What happens to house prices themselves remains to be seen, but I still cannot see a wholesale drop in prices across the board. The fundamentals of why people move remain strong and you can bet that having stared at the same 4 walls in lockdown for months, there will be a good many people keen for new surroundings.

Add in the general lack of new properties in the UK and any dip in prices, potentially around 5%-10%, is likely to be short-lived.

Furloughed Workers & Self-Employed

Lenders have also been working on their policies to deal with the new wave of furloughed workers. Most of them will be able to continue to lend, however they will restrict the income they consider to 80% of your annual income up to the maximum of £2,500 per month.

Some lenders will also take into account any top-up on this that your employer is making, subject to proof from the employer.

The points to watch are around additional questions that lenders are asking. Some, like Barclays for instance, are sending out an additional questionnaire that confirms your circumstances have not changed since application. If you have been furloughed or your income changed then you do have a duty to disclose this to the lender, even after you have an offer. The lender can then choose to reassess the application and may change or withdraw the offer.

Others are just asking questions about whether or not you have been affected or likely to be affected by Covid-19 and for the Self-employed, applicants are now being asked to provide business bank statements and show that your business is likely to continue to trade at similar levels to the past.

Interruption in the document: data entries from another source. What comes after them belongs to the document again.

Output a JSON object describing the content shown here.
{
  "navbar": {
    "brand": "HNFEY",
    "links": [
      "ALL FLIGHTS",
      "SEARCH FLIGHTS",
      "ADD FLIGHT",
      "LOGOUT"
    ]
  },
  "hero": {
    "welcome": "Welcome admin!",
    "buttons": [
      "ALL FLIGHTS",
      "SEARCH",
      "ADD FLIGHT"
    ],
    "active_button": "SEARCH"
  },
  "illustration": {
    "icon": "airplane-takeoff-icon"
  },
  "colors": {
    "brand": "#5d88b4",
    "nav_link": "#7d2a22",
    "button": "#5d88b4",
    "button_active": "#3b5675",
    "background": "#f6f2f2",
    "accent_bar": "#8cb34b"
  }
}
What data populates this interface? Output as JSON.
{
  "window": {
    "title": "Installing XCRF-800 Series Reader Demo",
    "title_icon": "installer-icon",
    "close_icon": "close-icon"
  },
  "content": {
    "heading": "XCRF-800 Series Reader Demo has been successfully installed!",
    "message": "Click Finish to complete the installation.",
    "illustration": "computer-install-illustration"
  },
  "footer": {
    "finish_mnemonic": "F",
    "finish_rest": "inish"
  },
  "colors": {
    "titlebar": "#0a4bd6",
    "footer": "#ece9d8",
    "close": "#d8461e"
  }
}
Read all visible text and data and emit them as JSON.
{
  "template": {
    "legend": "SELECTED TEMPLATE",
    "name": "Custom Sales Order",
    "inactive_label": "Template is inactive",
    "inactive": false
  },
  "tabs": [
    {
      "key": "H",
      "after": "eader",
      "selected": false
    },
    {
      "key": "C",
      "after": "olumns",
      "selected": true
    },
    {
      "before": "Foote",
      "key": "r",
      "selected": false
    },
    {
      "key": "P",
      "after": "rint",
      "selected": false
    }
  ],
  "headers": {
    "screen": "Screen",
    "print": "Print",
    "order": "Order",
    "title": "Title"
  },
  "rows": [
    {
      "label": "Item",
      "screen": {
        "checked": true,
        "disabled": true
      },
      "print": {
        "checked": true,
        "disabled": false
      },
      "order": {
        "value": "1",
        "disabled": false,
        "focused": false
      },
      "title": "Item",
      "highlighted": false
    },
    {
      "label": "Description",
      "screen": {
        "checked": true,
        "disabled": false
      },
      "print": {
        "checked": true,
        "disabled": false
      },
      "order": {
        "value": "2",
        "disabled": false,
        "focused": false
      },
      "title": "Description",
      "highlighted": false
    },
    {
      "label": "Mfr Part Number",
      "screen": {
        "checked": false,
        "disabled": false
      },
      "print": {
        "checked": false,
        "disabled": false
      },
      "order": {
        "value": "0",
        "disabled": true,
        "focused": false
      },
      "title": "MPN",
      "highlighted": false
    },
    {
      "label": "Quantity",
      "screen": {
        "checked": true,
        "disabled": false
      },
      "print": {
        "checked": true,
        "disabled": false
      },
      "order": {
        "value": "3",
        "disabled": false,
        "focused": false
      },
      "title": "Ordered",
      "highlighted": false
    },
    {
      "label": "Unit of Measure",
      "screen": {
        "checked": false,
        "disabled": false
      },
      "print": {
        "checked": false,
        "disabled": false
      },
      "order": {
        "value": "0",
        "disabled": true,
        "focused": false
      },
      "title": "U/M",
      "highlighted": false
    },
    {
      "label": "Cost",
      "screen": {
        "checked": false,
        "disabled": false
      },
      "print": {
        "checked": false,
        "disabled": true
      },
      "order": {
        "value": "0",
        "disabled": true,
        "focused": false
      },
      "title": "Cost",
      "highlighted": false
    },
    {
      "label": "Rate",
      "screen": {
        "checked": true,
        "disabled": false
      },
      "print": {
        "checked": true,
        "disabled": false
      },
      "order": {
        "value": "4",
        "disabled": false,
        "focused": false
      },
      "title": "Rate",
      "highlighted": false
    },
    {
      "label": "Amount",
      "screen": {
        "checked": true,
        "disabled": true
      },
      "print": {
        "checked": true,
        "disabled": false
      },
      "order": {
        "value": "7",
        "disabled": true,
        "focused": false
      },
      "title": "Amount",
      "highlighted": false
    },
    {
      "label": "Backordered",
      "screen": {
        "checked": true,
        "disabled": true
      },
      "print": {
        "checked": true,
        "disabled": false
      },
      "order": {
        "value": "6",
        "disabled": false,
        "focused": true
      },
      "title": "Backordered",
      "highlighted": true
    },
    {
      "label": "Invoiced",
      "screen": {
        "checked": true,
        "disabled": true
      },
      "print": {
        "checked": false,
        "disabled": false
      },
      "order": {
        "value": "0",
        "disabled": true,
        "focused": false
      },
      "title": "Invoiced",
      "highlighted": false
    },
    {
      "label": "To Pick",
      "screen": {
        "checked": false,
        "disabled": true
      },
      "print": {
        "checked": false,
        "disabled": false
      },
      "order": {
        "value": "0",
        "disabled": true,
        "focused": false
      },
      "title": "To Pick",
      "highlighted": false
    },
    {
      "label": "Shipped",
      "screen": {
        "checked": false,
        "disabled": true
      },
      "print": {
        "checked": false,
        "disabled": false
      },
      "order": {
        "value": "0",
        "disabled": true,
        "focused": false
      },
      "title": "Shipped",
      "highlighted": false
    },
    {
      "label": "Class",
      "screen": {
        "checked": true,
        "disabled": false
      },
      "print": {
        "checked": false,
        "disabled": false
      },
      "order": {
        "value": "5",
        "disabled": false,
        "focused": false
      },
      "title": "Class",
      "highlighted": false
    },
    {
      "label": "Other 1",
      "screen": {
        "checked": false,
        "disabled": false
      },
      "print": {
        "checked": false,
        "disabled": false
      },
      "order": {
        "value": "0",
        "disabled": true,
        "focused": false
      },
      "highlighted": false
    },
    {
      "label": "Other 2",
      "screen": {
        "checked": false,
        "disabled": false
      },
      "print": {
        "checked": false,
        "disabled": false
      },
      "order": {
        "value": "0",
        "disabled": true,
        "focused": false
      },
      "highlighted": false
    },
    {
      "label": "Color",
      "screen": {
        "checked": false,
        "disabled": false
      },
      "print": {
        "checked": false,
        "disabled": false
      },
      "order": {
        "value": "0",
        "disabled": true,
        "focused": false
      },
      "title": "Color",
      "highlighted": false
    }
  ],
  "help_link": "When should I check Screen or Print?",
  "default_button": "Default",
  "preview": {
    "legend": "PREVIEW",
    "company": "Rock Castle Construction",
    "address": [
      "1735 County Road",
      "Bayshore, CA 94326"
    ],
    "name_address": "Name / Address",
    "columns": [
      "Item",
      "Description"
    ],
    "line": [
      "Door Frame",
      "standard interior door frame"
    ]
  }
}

In short, it’s a lot less of an exact science and more a question of the underwriter’s discretion. It really pays in these circumstances to use the skills of a broker who knows each lenders policy.

Stuck in the process? What about Offer Extensions?

There are a lot of people now languishing in No-man’s-land waiting to see whether their purchase will go ahead and worried about their mortgage offer expiring.

The good news is that most lenders will be able to offer a three-month extension on your offer. Just give them a call or speak to your friendly broker and they can arrange this. Do bear in mind however that some lenders will ask you to confirm that your situation has not changed or that you have been furloughed as discussed above.

Buy-to-Let

Buy to let products have also started to reappear, still at historically low rates, and it is interesting to see many landlords are tentatively coming out to play once more to see what opportunities are out there. Some with large portfolios are looking to take advantage of low rates and see if they can release some cash to take advantage of anything that comes their way.

At Coreco we have an experienced team that are used to dealing with landlords and large property portfolios, so it is worth getting in touch with us for a free review.

Mortgage Market Still Very Much Open

In summary, despite a blip a few weeks ago, mortgage lenders are dealing with this admirably. The market is still very much open, lenders still have money to lend and more importantly, they want to lend.

Whilst they do have some concern, understandably, about their borrower’s circumstances and ongoing affordability, for the most part they are asking sensible questions and helping borrowers as much as they can.

With rates still very low and very unlikely to move North anytime soon, remortgage applications continue to be strong and it remains a great time to lock into a good rate.

As many of us continue to stare at the same 4 walls day in and day out, it will be interesting to see if there is a sudden rush of people deciding to move when we start to come out of this, or choosing to move to a brand new area with more space as they now have more flexibility to work from home and do less commuting.

Best Mortgage Rates

In terms of mortgage rates, for standard residential mortgages, borrowers can obtain 2-year fixes at 1.19%, (3.18% APRC) and 5-year fixes from 1.41%, (2.66% APRC) whilst variable tracker rates are around from 1.39%, (4.08% APRC).

Those looking at Buy-To-Let can now obtain products from 1.19%, (4.55% APRC) for 2-year fixed or 5-year fixes are available from 1.62% (3.77% APRC).